The RTE chairman came in for particular attack given that he is also a director of the Communications Clinic, a PR firm, which was described by Labour Senator John Whelan as a "glaring conflict of interest".

"The chairman of the authority himself has the most glaring conflict of interest with regard to his media communications company which is at the heart of the kind of programming we're talking about -- we're not talking about a company that dwells on gardening programmes or cookery classes. The Communications Clinic specialises in political PR, spin-doctoring on public affairs," he added.

Mr Savage steadfastly denied there was any conflict of interest, saying: "If the insinuation being made by the senator is that I have not got the highest standard of integrity, honesty and ethical approach to my work, I resent that deeply," he stressed.

At one point during the proceedings, Mr Savage expressed his understanding of the hurt caused by the infamous libel when he said: "I spent eight years in the priesthood, I am not simply a spin doctor, political hack. There is nobody in this room who would have felt more vanquished about Fr Reynolds than I did".

Mr Savage prefaced the session by stating that he believed there were "1,800 victims" in the defamation debacle, listing the RTE staff from producers to researchers, journalists and sound operators.

"I believe there are 1,800 victims who are suffering collateral damage from what has happened. They've seen their organisation's reputation tarnished grievously by what has happened."

However, Mr Whelan said he was "flabbergasted" at the chairman's responses.

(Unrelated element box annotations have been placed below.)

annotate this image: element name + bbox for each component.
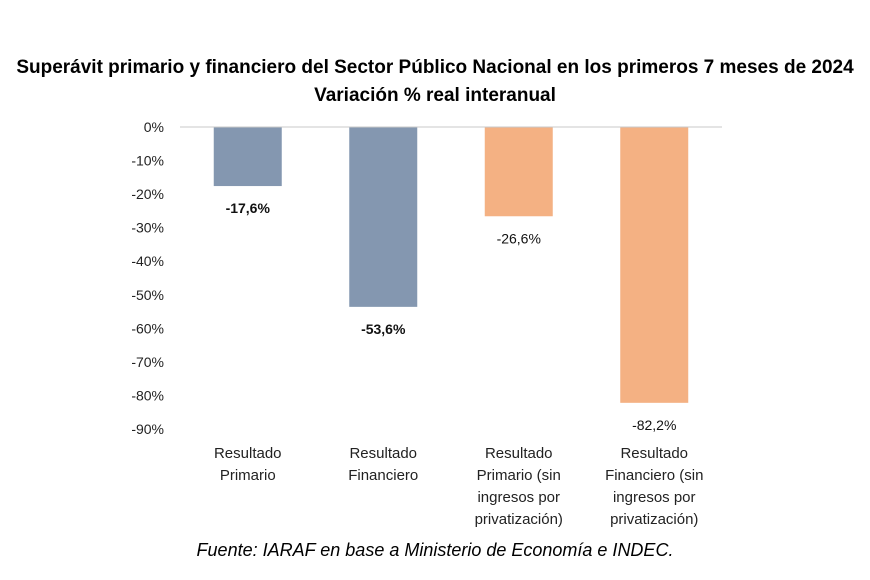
category-label: Resultado — [214, 445, 282, 462]
category-label: Resultado — [620, 445, 688, 462]
source-note: Fuente: IARAF en base a Ministerio de Ec… — [196, 540, 674, 560]
y-tick-label: -50% — [131, 287, 164, 303]
category-label: ingresos por — [477, 489, 560, 506]
y-tick-label: -70% — [131, 354, 164, 370]
category-label: Resultado — [349, 445, 417, 462]
chart-title: Superávit primario y financiero del Sect… — [16, 57, 854, 78]
y-tick-label: -80% — [131, 387, 164, 403]
category-label: Primario (sin — [477, 467, 561, 484]
y-tick-label: 0% — [144, 119, 164, 135]
y-tick-label: -30% — [131, 220, 164, 236]
data-label: -17,6% — [226, 200, 271, 216]
y-tick-label: -10% — [131, 153, 164, 169]
bar — [484, 127, 553, 217]
y-tick-label: -60% — [131, 320, 164, 336]
category-label: Primario — [220, 467, 276, 484]
bar — [349, 127, 418, 307]
chart-subtitle: Variación % real interanual — [314, 85, 556, 106]
category-label: Financiero (sin — [605, 467, 703, 484]
category-label: privatización) — [610, 511, 698, 528]
bar — [213, 127, 282, 187]
data-label: -82,2% — [632, 417, 676, 433]
category-label: Financiero — [348, 467, 418, 484]
data-label: -53,6% — [361, 321, 406, 337]
category-label: Resultado — [485, 445, 553, 462]
y-tick-label: -20% — [131, 186, 164, 202]
data-label: -26,6% — [497, 230, 541, 246]
y-tick-label: -90% — [131, 421, 164, 437]
category-label: privatización) — [475, 511, 563, 528]
category-label: ingresos por — [613, 489, 696, 506]
bar — [620, 127, 689, 403]
y-tick-label: -40% — [131, 253, 164, 269]
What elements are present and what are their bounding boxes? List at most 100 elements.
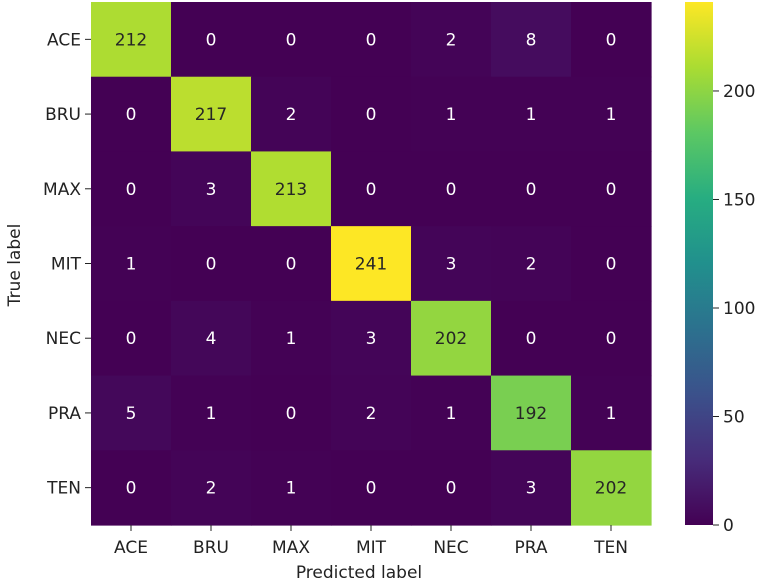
cell-value-label: 0 [126,329,137,349]
cell-value-label: 241 [355,255,387,275]
heatmap-cell [171,76,252,153]
cell-value-label: 213 [275,180,307,200]
cell-value-label: 3 [366,329,377,349]
heatmap-cell [411,151,492,227]
cell-value-label: 3 [206,180,217,200]
y-tick-label: MAX [43,180,81,200]
heatmap-cell [251,2,332,78]
y-tick-label: PRA [48,404,81,424]
heatmap-cell [491,226,572,302]
colorbar-tick-label: 150 [723,190,755,210]
heatmap-cell [331,2,412,78]
heatmap-cell [571,375,652,451]
x-tick-label: NEC [433,538,468,558]
heatmap-cell [491,375,572,451]
heatmap-cell [491,300,572,377]
cell-value-label: 0 [366,105,377,125]
cell-value-label: 0 [606,30,617,50]
cell-value-label: 0 [126,479,137,499]
heatmap-cell [411,450,492,526]
colorbar-tick-label: 50 [723,407,745,427]
heatmap-cell [91,450,172,526]
heatmap-cell [171,450,252,526]
heatmap-cell [331,375,412,451]
cell-value-labels: 212 0 0 0 2 8 0 0 217 2 0 1 1 1 0 3 213 0 0 0 0 1 0 0 241 3 2 0 0 4 1 3… [115,30,627,498]
heatmap-cell [251,450,332,526]
y-tick-label: ACE [47,30,81,50]
cell-value-label: 0 [446,479,457,499]
cell-value-label: 0 [366,180,377,200]
cell-value-label: 0 [286,404,297,424]
x-tick-label: ACE [114,538,148,558]
x-tick-label: MAX [272,538,310,558]
heatmap-cell [571,450,652,526]
heatmap-cell [331,300,412,377]
cell-value-label: 1 [446,404,457,424]
heatmap-cell [411,300,492,377]
x-axis: ACE BRU MAX MIT NEC PRA TEN [114,525,628,558]
heatmap-cell [491,2,572,78]
cell-value-label: 2 [446,30,457,50]
cell-value-label: 0 [206,30,217,50]
y-tick-label: BRU [45,105,81,125]
cell-value-label: 217 [195,105,227,125]
cell-value-label: 2 [286,105,297,125]
cell-value-label: 0 [126,180,137,200]
heatmap-cell [171,375,252,451]
heatmap-cell [171,151,252,227]
cell-value-label: 3 [526,479,537,499]
heatmap-cell [331,76,412,153]
heatmap-cell [411,375,492,451]
x-tick-label: BRU [193,538,229,558]
heatmap-cell [331,450,412,526]
heatmap-cell [571,2,652,78]
colorbar-axis: 0 50 100 150 200 [713,82,755,536]
cell-value-label: 0 [606,255,617,275]
heatmap-cell [91,300,172,377]
cell-value-label: 0 [446,180,457,200]
cell-value-label: 0 [526,329,537,349]
y-tick-label: NEC [46,329,81,349]
cell-value-label: 1 [286,479,297,499]
cell-value-label: 0 [366,30,377,50]
cell-value-label: 1 [206,404,217,424]
cell-value-label: 3 [446,255,457,275]
heatmap-cell [171,226,252,302]
heatmap-cell [91,226,172,302]
cell-value-label: 8 [526,30,537,50]
cell-value-label: 202 [435,329,467,349]
x-tick-label: TEN [593,538,628,558]
cell-value-label: 212 [115,30,147,50]
y-tick-label: TEN [46,479,81,499]
cell-value-label: 202 [595,479,627,499]
x-axis-title: Predicted label [296,563,422,583]
heatmap-cell [251,76,332,153]
heatmap-cell [251,226,332,302]
colorbar-tick-label: 0 [723,516,734,536]
cell-value-label: 1 [126,255,137,275]
cell-value-label: 0 [606,329,617,349]
heatmap-cell [491,151,572,227]
heatmap-cell [251,151,332,227]
heatmap-cell [91,2,172,78]
colorbar-tick-label: 200 [723,82,755,102]
heatmap-cell [491,450,572,526]
cell-value-label: 4 [206,329,217,349]
cell-value-label: 0 [366,479,377,499]
heatmap-cell [91,151,172,227]
heatmap-cell [171,2,252,78]
cell-value-label: 2 [526,255,537,275]
cell-value-label: 192 [515,404,547,424]
heatmap-cells [91,2,652,526]
heatmap-cell [91,76,172,153]
cell-value-label: 1 [286,329,297,349]
y-axis: ACE BRU MAX MIT NEC PRA TEN [43,30,91,499]
heatmap-cell [411,76,492,153]
cell-value-label: 1 [606,404,617,424]
cell-value-label: 1 [526,105,537,125]
heatmap-cell [571,151,652,227]
heatmap-cell [491,76,572,153]
x-tick-label: MIT [356,538,387,558]
cell-value-label: 0 [126,105,137,125]
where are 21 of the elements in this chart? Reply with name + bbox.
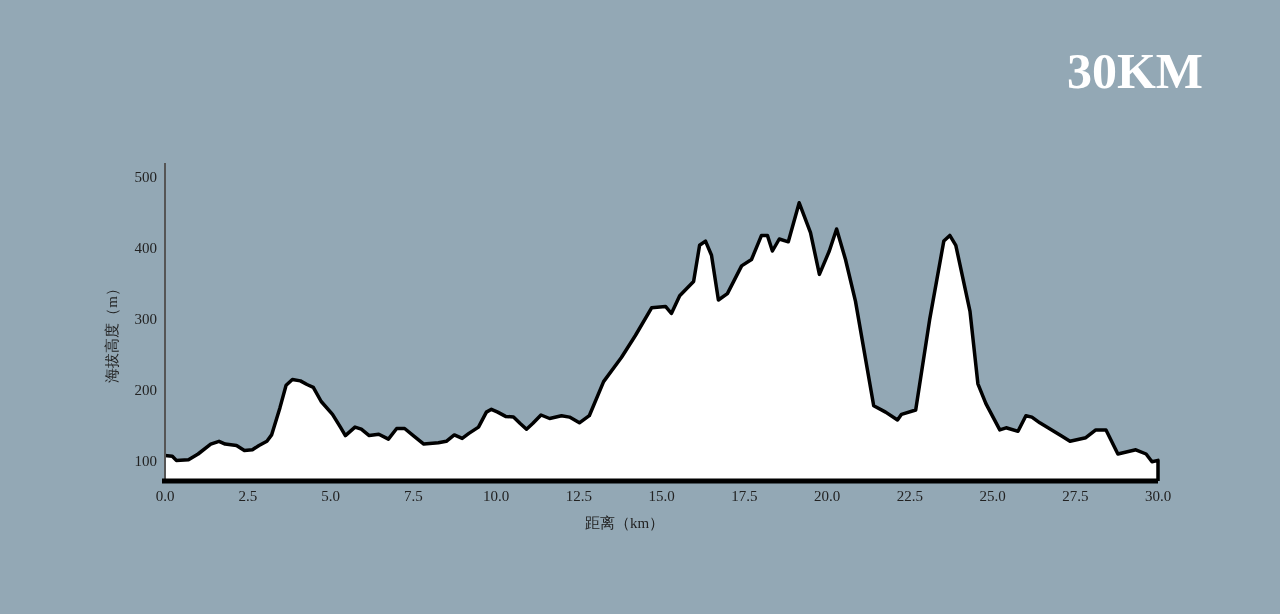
x-axis-title: 距离（km） bbox=[584, 515, 665, 531]
y-axis-title: 海拔高度（m） bbox=[104, 281, 120, 383]
chart-title: 30KM bbox=[1066, 43, 1204, 99]
x-tick-label: 12.5 bbox=[565, 488, 592, 504]
x-tick-label: 30.0 bbox=[1144, 488, 1172, 504]
x-tick-label: 15.0 bbox=[648, 488, 675, 504]
x-tick-label: 0.0 bbox=[155, 488, 175, 504]
x-tick-label: 17.5 bbox=[731, 488, 758, 504]
x-tick-label: 7.5 bbox=[403, 488, 423, 504]
x-tick-label: 27.5 bbox=[1062, 488, 1089, 504]
x-tick-label: 2.5 bbox=[238, 488, 258, 504]
x-tick-label: 5.0 bbox=[321, 488, 340, 504]
y-tick-label: 500 bbox=[134, 169, 157, 186]
y-tick-label: 100 bbox=[134, 453, 157, 470]
y-tick-label: 300 bbox=[134, 311, 157, 328]
y-tick-label: 400 bbox=[134, 240, 157, 257]
x-tick-label: 25.0 bbox=[979, 488, 1006, 504]
x-tick-label: 10.0 bbox=[482, 488, 510, 504]
x-tick-label: 20.0 bbox=[813, 488, 841, 504]
y-tick-label: 200 bbox=[134, 382, 157, 399]
x-tick-label: 22.5 bbox=[896, 488, 923, 504]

"What we have here is classic spin-doctoring, we have the farcical proposition where the effective head of RTE -- its commander-in-chief, is washing his hands of any responsibility whatsoever for the systematic failures," he said.

Mr Whelan concluded by accusing the chairman of getting "his retaliation in early" and blaming the disaster on the then head of news, Ed Mulhall, by making a statement on the matter before the BAI report had been published.

Responsibility

"I don't think your position is tenable if the impartiality, integrity and independence of RTE programming is to be restored."

But Tom Savage vigorously refuted the claims.

"The board members asked specifically of Ed Mulhall who made the decisions and he told us on October 20, 'I made the final decision'," insisted the chairman. "There was no pre-emptive strike."

Fine Gael TD Tom Barry didn't pull his punches either and called for the director general Noel Curran to resign.

"You need to step aside and the board needs to consider its position. I just feel as director general you have to take responsibility and to do this the consequence of this means you should step down," he said.

Mr Savage responded by saying he believed "the last thing it (RTE) needs is the trauma particularly of removal of the director general".